2010-Enhanced-Drivers-Licence-female-front_HRAccording to the Winnipeg Sun, as of August 31, 2012 the Manitoba EDL program had issued 18,821 pieces of I.D. since the program started in 2009/2010. Apparently the program cost about $14-million.

Manitobans are not exactly running to sign up for this thing. As a comparison, in 2011 57.47% of Manitobans had passports according to Passport Canada. Assuming that the population of Manitoba is the 1,208,268 as stated in Wikipedia, then that would mean that 694,392 Manitobans currently have passports. That means that the rate of passports use in Manitoba is over 36 times as high as EDL use.

An EDL costs $30 over and above your driver’s licence, $50 for the non-driver version, and you renew normally every 5 years. A Canadian passport on the other hand is $120 for 5 years or $160 for 10 years. So in 10 years you would spend $60 on an EDL and $160 on a passport. The passport obviously costs more, but it is a document that allows you to do more in the long run. I’m not sure why we spent $14-million to save 18,821 people a hundred bucks each, we should have just cut them a cheque if we were being realistic.

This brings me to another point. If the Government of Manitoba wanted to make travel documents cheaper for Manitobans, they should have just looked at subsidizing passports. Now that we have the option for a 10-year passport, the province could subsidize the 10-year option by $30 bringing it down to $130, which is only $10 more that the five year. Convince the federal government to toss in a another $10 and 10-year passports for Manitobans would be the document of choice.

Assuming that 10% of passport holders would apply of renew each year, that works out to about 69,440 Manitobans per year getting a Canadian Passport. At a subsidy of $30 per person, the cost of the program would have been just over $2-million per year.

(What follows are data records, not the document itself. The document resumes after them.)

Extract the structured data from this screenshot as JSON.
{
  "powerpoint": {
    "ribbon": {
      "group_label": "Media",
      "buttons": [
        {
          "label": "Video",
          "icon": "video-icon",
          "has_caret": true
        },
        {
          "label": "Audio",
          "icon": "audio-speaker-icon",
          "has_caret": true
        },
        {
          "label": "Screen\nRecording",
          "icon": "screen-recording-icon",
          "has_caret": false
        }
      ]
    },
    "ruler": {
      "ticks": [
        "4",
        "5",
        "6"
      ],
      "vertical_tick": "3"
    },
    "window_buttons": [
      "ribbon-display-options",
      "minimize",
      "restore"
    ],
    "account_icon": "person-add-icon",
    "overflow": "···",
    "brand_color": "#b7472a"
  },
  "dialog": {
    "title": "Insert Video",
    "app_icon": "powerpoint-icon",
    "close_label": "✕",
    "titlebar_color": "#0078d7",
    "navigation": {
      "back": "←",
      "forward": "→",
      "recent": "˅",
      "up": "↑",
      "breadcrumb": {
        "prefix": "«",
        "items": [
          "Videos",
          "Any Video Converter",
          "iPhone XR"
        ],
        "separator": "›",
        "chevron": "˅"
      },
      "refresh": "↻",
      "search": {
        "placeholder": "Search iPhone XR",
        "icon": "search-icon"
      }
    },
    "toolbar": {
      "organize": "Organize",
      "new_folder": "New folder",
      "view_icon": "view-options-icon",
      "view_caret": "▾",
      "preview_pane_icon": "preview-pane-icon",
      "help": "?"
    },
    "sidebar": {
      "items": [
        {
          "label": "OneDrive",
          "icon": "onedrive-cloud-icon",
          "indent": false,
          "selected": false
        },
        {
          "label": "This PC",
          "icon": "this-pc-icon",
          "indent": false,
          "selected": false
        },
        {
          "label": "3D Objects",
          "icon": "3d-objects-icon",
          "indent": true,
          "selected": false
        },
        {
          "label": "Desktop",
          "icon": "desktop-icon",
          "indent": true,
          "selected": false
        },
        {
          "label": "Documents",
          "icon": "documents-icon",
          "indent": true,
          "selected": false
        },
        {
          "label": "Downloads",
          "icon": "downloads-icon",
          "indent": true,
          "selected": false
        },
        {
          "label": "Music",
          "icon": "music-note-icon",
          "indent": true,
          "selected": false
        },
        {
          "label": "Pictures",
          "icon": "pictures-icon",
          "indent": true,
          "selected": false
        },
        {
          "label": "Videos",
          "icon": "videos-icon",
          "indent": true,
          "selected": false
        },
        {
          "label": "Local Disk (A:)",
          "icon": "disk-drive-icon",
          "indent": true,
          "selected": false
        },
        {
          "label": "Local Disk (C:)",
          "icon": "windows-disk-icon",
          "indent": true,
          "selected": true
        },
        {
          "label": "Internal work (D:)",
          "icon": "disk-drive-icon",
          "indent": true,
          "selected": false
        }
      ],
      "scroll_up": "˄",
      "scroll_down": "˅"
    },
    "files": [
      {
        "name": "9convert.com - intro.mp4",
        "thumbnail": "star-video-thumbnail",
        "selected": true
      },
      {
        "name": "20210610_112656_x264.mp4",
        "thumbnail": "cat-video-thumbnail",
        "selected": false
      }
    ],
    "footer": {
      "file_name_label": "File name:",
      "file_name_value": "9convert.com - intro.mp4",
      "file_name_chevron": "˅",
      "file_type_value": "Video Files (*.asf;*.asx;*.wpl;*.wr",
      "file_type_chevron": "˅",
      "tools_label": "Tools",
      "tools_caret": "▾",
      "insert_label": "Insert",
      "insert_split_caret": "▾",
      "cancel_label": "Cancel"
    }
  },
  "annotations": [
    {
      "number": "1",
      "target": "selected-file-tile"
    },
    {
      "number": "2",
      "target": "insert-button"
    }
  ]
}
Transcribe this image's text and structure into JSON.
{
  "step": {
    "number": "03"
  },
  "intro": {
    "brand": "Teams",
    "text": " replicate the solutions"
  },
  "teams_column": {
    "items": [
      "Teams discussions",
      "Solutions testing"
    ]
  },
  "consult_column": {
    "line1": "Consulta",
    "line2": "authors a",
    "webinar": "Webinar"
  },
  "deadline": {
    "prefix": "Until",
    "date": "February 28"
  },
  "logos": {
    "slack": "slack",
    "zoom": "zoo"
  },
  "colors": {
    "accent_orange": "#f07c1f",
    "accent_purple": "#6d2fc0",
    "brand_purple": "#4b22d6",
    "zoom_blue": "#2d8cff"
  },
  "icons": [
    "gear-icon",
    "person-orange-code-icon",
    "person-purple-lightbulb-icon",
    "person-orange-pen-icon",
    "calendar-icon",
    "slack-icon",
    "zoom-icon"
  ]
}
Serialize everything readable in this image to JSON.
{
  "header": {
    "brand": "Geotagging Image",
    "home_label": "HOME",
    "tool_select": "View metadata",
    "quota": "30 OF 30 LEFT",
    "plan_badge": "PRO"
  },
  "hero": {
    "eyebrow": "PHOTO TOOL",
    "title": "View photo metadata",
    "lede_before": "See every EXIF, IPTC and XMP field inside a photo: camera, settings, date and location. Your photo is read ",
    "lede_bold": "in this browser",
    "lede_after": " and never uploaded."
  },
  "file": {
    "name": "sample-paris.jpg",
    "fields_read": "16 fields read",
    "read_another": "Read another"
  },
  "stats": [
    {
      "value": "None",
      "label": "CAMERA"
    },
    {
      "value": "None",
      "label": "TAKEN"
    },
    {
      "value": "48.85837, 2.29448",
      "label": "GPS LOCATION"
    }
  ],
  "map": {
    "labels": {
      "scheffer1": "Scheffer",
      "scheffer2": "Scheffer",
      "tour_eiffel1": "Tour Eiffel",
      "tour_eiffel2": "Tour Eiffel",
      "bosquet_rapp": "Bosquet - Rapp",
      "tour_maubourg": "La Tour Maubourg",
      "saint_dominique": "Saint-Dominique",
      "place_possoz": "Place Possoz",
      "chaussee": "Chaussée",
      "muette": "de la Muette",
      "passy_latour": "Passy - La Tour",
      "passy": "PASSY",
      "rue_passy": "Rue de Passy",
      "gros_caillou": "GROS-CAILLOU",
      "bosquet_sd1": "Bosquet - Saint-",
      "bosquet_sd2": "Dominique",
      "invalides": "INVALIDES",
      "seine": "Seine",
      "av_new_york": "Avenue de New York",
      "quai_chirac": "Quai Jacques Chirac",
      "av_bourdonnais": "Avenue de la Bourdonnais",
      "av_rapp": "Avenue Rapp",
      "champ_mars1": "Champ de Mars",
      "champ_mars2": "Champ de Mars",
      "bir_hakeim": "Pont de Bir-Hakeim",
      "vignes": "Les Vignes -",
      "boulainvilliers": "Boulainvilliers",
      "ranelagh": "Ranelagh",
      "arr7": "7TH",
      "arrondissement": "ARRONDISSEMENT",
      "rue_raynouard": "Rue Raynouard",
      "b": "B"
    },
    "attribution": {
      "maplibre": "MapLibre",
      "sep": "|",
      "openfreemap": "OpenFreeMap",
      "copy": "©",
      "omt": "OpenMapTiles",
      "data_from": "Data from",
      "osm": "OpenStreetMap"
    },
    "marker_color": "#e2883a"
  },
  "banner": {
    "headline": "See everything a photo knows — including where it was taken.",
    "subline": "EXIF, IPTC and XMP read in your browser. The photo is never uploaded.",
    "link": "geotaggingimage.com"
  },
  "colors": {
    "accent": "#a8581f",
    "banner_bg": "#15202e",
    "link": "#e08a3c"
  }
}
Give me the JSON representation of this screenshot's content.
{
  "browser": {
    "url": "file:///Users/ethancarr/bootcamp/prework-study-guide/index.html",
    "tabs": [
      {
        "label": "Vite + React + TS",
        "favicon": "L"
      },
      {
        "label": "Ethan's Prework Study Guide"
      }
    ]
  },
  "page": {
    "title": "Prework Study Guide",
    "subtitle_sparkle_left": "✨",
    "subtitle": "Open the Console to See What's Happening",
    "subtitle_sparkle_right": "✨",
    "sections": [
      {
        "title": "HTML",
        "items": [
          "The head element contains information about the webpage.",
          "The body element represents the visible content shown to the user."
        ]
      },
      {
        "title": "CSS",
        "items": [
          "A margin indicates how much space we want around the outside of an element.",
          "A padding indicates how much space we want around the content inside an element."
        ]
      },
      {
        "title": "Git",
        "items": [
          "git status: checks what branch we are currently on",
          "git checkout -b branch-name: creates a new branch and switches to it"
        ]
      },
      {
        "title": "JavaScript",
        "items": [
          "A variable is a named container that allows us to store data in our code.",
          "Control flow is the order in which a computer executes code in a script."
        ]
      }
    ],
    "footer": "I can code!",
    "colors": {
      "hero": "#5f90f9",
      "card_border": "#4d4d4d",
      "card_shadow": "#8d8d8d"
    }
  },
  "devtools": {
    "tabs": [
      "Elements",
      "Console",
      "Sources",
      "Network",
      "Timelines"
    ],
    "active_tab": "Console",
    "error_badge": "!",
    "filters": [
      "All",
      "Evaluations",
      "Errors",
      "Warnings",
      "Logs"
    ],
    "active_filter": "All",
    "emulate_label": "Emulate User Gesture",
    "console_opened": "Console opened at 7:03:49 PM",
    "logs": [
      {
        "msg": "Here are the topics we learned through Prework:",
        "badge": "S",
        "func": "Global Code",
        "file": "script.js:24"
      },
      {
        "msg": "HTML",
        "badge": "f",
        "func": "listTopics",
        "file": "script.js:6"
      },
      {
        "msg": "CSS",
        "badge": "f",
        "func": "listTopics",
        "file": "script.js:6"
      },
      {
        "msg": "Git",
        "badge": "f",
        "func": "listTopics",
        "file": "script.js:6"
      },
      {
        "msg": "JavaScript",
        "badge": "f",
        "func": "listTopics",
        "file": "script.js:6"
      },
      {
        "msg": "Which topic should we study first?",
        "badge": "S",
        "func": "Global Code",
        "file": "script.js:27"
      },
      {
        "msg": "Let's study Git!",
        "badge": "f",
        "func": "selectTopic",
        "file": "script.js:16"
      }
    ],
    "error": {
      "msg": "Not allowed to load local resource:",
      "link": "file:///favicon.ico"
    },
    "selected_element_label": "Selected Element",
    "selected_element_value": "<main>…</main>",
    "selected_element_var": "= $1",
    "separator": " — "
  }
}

That’s seven years of a program for the same cost that would have benefitted 36 times more citizens of the province.

The EDL program just wasn’t thought out.


As an aside, another thing I find annoying is how you go about the process of getting a photo for your passport. It seems ludicrous to me that I have to go get a private photo, have it certified by a guarantor, and then send it in. In 2014 when every province has photo driver’s licences, why do you not have them pull your latest provincial photo onto your passport. This seems like a simple cost-saving, cost-sharing solution between the levels of government.